4. The organic light emitting display as claimed in claim 1, wherein the control line driver simultaneously supplies control signals to the pixels through the control lines in the first period and the third period.

5. The organic light emitting display as claimed in claim 1, wherein the data driver simultaneously supplies an initializing voltage to the pixels through the data lines in the first period, supplies data signals to the pixels through the data lines in the second period, and simultaneously supplies a supplementary voltage to the pixels through the data lines in the third period.

6. The organic light emitting display as claimed in claim 1, wherein each of the pixels comprises:

a first transistor having a first electrode coupled to the first power source, having a second electrode coupled to a second electrode of a second transistor, and having a gate electrode coupled to a first node;

a second transistor having a first electrode coupled to the first node, having a second electrode coupled to the second electrode of the first transistor, and having a gate electrode coupled to one of the scan lines;

a third transistor having a first electrode coupled to the second electrode of the first transistor, and having a gate electrode coupled to one of the control lines;

an organic light emitting diode (OLED) having an anode electrode coupled to a second electrode of the third transistor and having a cathode electrode coupled to the second power source; and

a storage capacitor coupled between one of the data lines and the first node.

7. The organic light emitting display as claimed in claim 6, wherein each of the first to third transistors is either a PMOS transistor or an NMOS transistor.

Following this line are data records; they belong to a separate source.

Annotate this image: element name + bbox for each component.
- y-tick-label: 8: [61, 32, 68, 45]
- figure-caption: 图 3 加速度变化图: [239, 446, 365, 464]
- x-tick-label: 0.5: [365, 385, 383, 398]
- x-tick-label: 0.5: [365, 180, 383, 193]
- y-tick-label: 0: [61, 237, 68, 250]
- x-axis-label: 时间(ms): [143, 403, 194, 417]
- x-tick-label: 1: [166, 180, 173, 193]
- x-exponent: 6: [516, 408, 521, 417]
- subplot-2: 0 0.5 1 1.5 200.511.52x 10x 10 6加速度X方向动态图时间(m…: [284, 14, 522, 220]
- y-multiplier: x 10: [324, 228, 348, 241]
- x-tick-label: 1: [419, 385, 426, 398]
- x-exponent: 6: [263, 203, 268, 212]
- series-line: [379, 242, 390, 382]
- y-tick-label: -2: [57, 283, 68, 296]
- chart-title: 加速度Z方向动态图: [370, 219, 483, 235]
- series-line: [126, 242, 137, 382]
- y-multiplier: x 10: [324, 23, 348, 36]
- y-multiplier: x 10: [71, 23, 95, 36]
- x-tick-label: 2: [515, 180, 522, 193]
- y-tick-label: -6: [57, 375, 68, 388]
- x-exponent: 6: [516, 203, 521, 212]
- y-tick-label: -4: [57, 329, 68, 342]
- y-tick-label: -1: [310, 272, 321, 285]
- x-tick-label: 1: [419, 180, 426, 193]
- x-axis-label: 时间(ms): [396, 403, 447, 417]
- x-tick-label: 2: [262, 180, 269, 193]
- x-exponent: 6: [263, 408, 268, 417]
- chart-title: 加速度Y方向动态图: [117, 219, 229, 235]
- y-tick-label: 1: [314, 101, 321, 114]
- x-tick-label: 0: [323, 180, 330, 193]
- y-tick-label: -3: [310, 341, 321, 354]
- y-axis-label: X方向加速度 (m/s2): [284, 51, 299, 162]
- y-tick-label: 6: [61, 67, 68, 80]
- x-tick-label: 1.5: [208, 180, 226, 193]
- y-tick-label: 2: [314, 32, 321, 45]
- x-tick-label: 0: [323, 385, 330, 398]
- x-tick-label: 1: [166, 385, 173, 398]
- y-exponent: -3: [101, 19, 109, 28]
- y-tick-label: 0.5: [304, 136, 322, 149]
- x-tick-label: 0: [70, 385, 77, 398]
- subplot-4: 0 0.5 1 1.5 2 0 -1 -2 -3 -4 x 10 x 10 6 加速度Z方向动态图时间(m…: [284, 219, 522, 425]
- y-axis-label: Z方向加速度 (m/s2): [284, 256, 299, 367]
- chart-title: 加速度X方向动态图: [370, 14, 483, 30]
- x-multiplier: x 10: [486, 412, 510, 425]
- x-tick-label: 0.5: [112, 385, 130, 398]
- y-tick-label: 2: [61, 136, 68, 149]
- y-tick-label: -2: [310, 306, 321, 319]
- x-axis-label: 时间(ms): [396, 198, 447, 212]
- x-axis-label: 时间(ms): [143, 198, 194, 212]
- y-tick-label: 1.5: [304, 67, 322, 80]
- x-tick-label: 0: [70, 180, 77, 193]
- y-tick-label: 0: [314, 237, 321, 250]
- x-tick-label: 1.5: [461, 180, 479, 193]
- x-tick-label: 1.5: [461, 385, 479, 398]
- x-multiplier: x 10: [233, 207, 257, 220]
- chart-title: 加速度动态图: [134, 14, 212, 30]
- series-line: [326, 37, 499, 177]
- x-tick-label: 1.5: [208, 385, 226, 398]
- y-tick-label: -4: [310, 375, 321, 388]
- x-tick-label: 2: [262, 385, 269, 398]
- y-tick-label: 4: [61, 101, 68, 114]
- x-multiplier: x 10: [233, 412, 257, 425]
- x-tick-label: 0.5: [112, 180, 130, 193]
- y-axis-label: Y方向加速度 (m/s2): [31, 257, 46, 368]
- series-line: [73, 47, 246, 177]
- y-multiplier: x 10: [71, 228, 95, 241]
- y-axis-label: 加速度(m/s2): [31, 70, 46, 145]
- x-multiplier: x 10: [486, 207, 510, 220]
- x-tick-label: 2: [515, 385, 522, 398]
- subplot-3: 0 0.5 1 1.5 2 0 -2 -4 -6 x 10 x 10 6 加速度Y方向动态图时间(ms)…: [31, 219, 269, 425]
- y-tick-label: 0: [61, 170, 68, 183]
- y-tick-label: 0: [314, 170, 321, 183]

8. A method of driving an organic light emitting display, comprising:

simultaneously supplying a first power source, an initializing voltage, a first scan signal, and a control signal having a low level voltage to pixels that constitute a pixel unit so that a voltage corresponding to a difference between an initializing voltage and an anode electrode voltage of an organic light emitting diode (OLED) is charged in storage capacitors of each of the pixels;

sequentially supplying a second scan signal to each of the pixels and applying data signals to each of the pixels, to which the second scan signal is supplied; and

simultaneously supplying control signals to each of the pixels so that each of the pixels simultaneously emit light with brightness components corresponding to the data signals applied to each of the pixels.

9. The method as claimed in claim 8, wherein, in sequentially supplying the second scan signal to each of the pixels and applying the data signals to each of the pixels, to which the second scan signal is supplied and simultaneously supplying the control signals to each of the pixels so that each of the pixels simultaneously emit light with brightness components corresponding to the data signals applied to each of the pixels, a first power source having a high level voltage is supplied to each of the pixels.

10. The method as claimed in claim 8, wherein, in simultaneously supplying the control signals to each of the pixels so that each of the pixels simultaneously emit light with brightness components corresponding to the data signals applied to each of the pixels, a supplementary voltage is supplied to each of the pixels.

11. The method as claimed in claim 9, wherein, in sequentially supplying the second scan signal to each of the pixels and applying the data signals to each of the pixels, to which the second scan signal is supplied, a voltage corresponding to a difference between the first power source and a threshold voltage of a first transistor is applied to the gate electrode of the first transistor included in each of the pixels.